It Books, May 14, 2013 ISBN 978-0-06-224553-3 (Trade Paperback)
In her first book, seasoned journalist Nancy Jo Sales pulls off quite a hat trick. She simultaneously keeps the reader fascinated, entertained and engrossed. Certainly, this story has all the right elements for a good true crime book—youth, beauty, Hollywood, celebrity, wealth and, of course, crime. “The Bling Ring” (or “TBR”) refers to seven people: Rachel Lee, Nick Prugo, Alexis Neiers, Diana Tamayo, Courtney Ames, Johnny Ajar, and Roy Lopez, Jr.,
“…a band of teenaged thieves that had been caught burglarizing the homes of Young Hollywood. Between October 2008 and August 2009, the bandits had allegedly stolen close to $3 million in clothes, cash, jewelry, handbags, luggage, and art from a number of young celebrities…The Bling Ring kids were from Calabasas, a ritzy suburb about thirty minutes from L.A., and that’s why I headed there. There’d never been a successful burglary ring in Hollywood before, and somehow it made sense that it would be a bunch of Valley kids. I wasn’t sure why it did, but I thought if I went to Calabasas I might find out.”
Miss Sales originally wrote about the Bling Ring kids in her March 2010 Vanity Fair article, “The Suspects Wore Louboutins.” She is an East Coast journalist who often writes about yet maintains her objective distance from “the celebrity industrial complex.” Filmmaker Sofia Coppola optioned Sales’s story, and her film adaptation opens tomorrow, June 14, 2013. I have no doubt many audience members, both teens and adults, will want to see the film because they wish to see beautiful actors wearing gorgeous clothes getting into all sorts of mischief. Doesn’t that sound like fun? These were good-looking, fashion-savvy kids who, in the words of one young woman’s attorney, went on a sort of “shopping spree.” But this IS a true crime story which Miss Sales delivers without irony. The interviews and exchanges with the Bling Ring kids proves, yet again, that truth is stranger than fiction. TBR carried out their burglaries by being equally naïve and extremely devious. They had detailed surveillance on their targets with the tools of their generation: Google Earth, Twitter, and TMZ. TBR robbed the residences of Paris Hilton, Lindsay Lohan, Orlando Bloom, Rachel Bilson, Brian Austin Green, and Audrina Partridge. Sales interviewed the Bling Ring kids, and has captured each one’s narcissism and “wannabe” sense of entitlement from growing up near the rich and famous. Parts of the evidence against TBR were photos they posted of themselves wearing stolen items on their own Facebook pages. These “celebrities” are, in fact, actual human beings who became victims of terribly invasive crimes. And these “kids” are, in fact, actually criminals.

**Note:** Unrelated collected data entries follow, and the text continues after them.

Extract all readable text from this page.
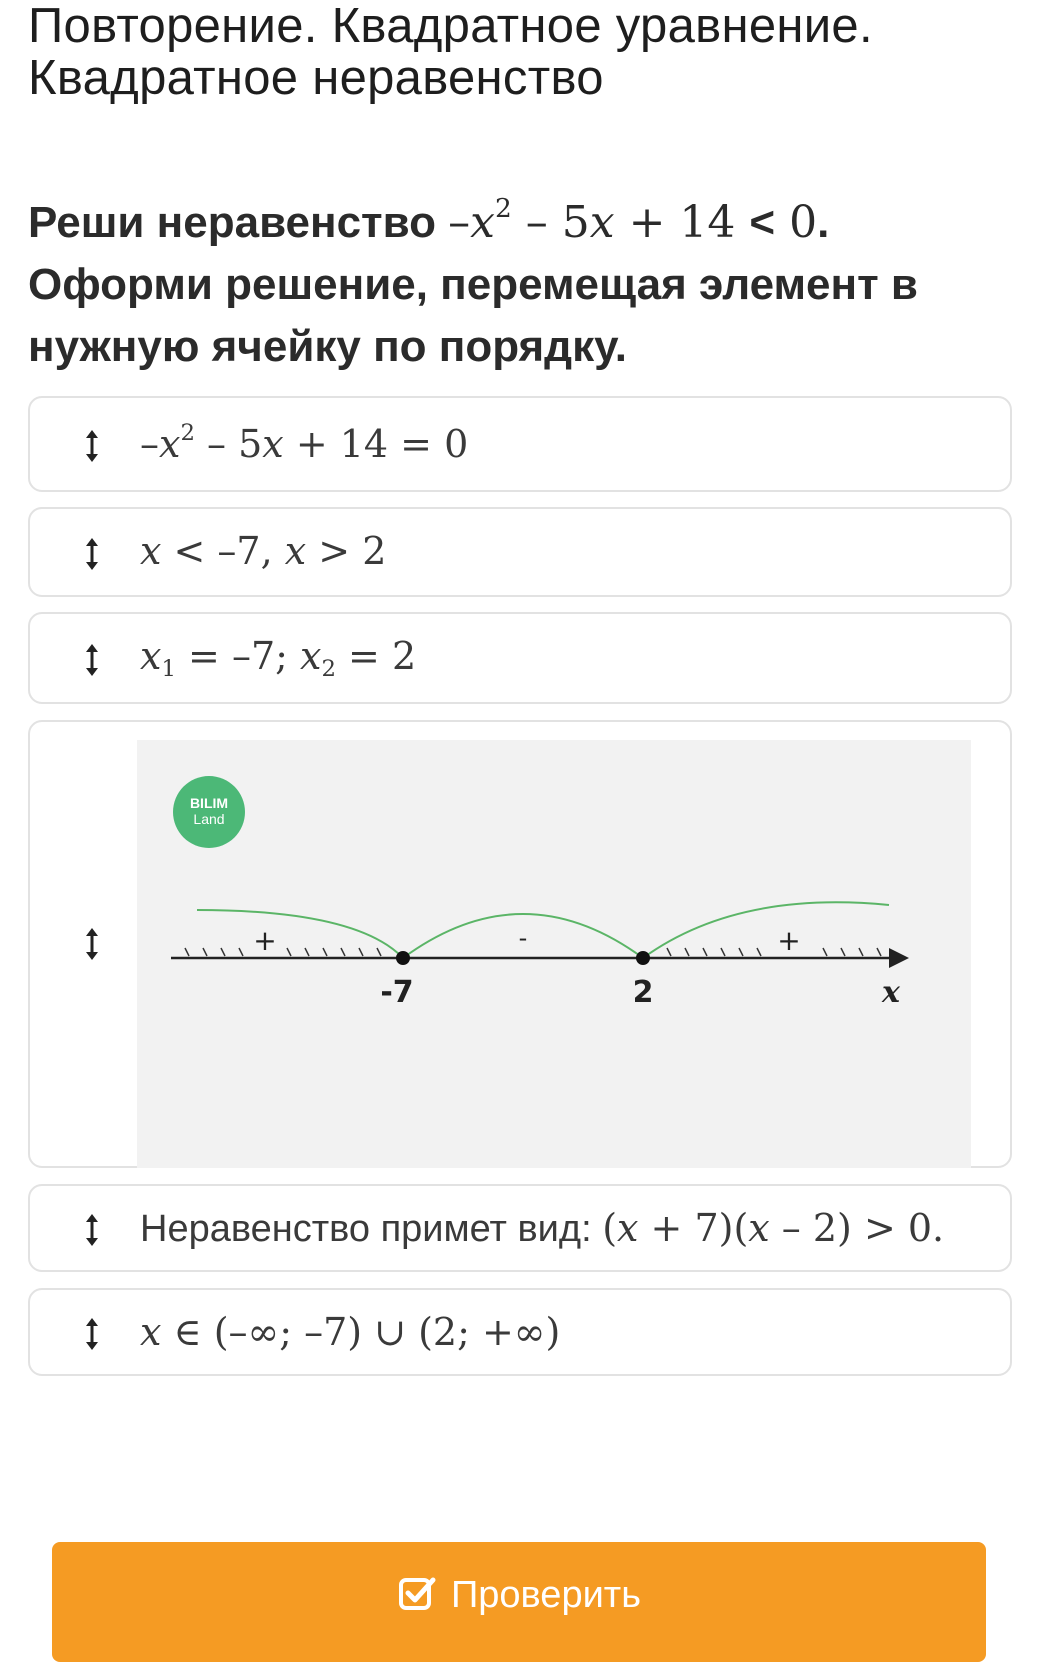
Повторение. Квадратное уравнение.
Квадратное неравенство
Реши неравенство $-x^2 - 5x + 14 < 0$.
Оформи решение, перемещая элемент в
нужную ячейку по порядку.
$-x^2 - 5x + 14 = 0$
x < –7, x > 2
$x_1 = -7$; $x_2 = 2$
BILIM
Land
+	-	+
-7	2	x
Неравенство примет вид: (x + 7)(x – 2) > 0.
x ∈ (–∞; –7) ∪ (2; +∞)
Проверить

Nancy Jo Sales writes with stylish, crisp and keenly intelligent prose. There’s a sassy turn of phrase here, a nod to Raymond Chandler there. I particularly like Miss Sales’s L.A. cop connection “Vince.” Smart investigator that he is, he knows why TBR did what they did. They did it for the money! She employs history, economics, politics, sociology, and psychology while deftly moving the story along. Her examination of what compelled and allowed these “girls and boys” to commit these crimes is provocative and profound. This book would not have been half so pleasurable without Miss Sales’s dissection and analysis of how and why our 21st century society has become so obsessed with celebrity, wealth and fame. THE BLING RING by Nancy Jo Sales is the thinking person’s summer read.